The distributive property is an important concept in algebra, allowing you to simplify expressions. It states that any term multiplied by terms inside parentheses must be distributed, or multiplied, individually. In the example equation \( 12(x+2) = 15(x-4) - 3 \), the distributive property is used to multiply 12 by \( x+2 \) and 15 by \( x-4 \). Here’s how it's applied:

• Left Side: \( 12(x+2) \) becomes \( 12x + 24 \).
• Right Side: \( 15(x-4) - 3 \) becomes \( 15x - 60 - 3 \).

This simplifies the equation, setting the stage for solving it.

After using the distributive property, it’s crucial to combine like terms. Like terms are terms that include the same variables raised to the same power, making it possible to consolidate them into a single term. In the example of \( 12x + 24 = 15x - 63 \), combining like terms is the next logical step.

• X terms: On the left, you have \( 12x \) and on the right, \( 15x \). Subtract 15x from both sides to isolate the variable, resulting in \( 12x - 15x = -3x \).
• Constant terms: On the left, there are no constants apart from 24, while on the right, \(-60 -3 = -63\). Subtract 24 from both sides to simplify further, resulting in \( -63 - 24 = -87 \).

The rearrangement gives you \( -3x + 87 = 0 \), an equation ready for further simplification.

Finding an algebraic solution involves isolating the variable on one side of the equation.

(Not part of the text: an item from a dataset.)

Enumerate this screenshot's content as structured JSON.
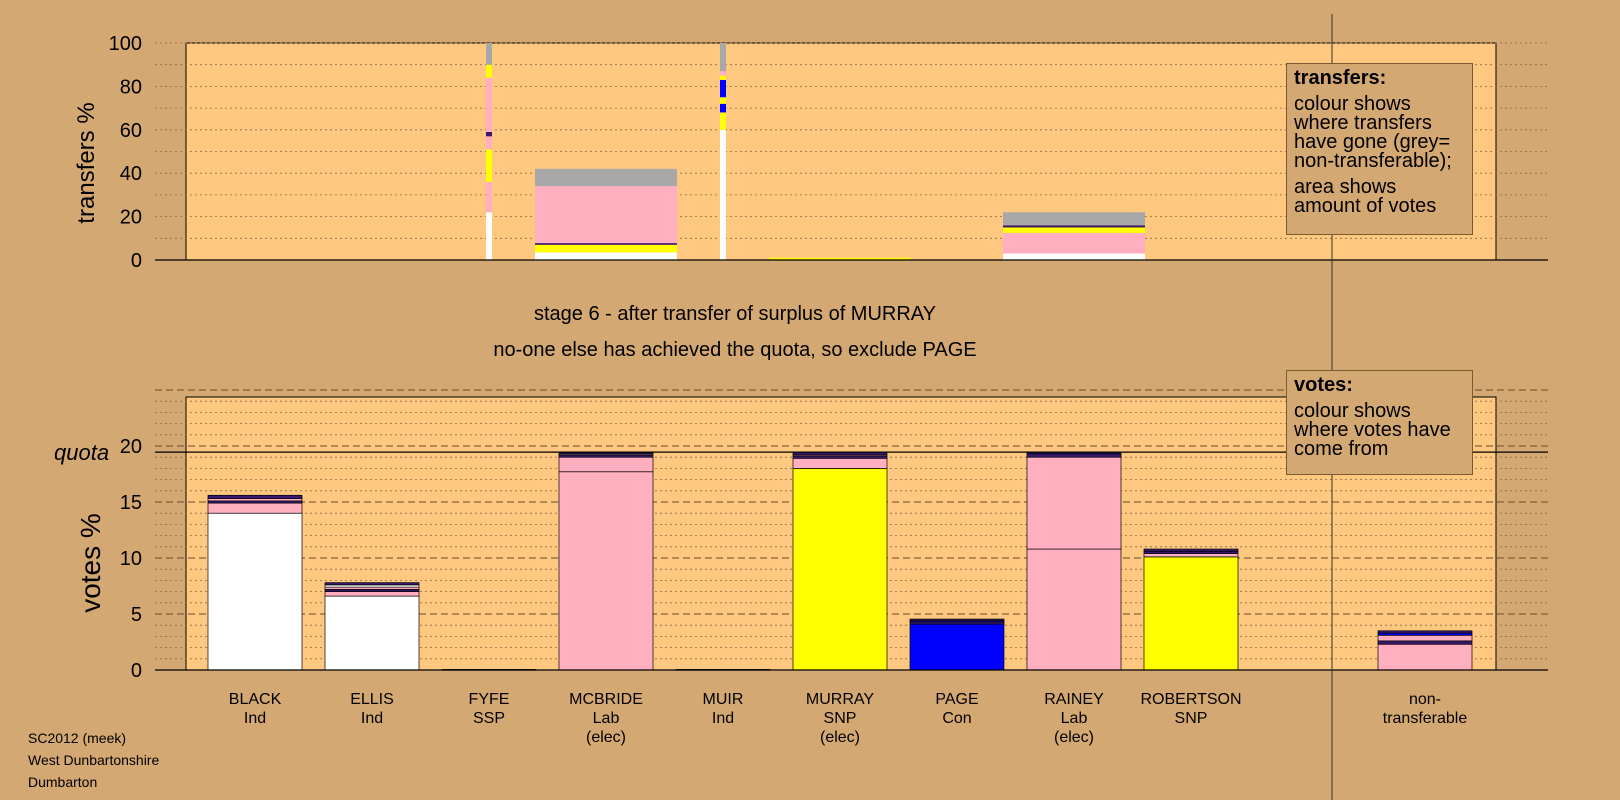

The derived equation \( -3x + 87 = 0 \) leads to finding the value of \( x \).

• First, add \( 3x \) to both sides to obtain \( 87 = 3x \).
• Next, divide both sides by 3, providing the solution \( x = 29 \).

This step-by-step isolation of the variable is central to solving the equation algebraically and results in an understandable, concise answer.

Once you have an algebraic solution, a graphing utility can verify the correctness of your solution visually. The benefit of graphing is providing a visual representation of where the equation equals zero:

• Start by rewriting the equation in the form \( f(x) = 0 \). Here, it becomes \( f(x) = -3x + 87 \).
• Using a graphing tool, like Desmos or a graphing calculator, plot \( f(x) \).
• Check that the graph intersects the x-axis at \( x = 29 \), confirming the solution \( x=29 \).

Graphing serves as an effective method to double-check algebraic solutions by providing a different, clear perspective.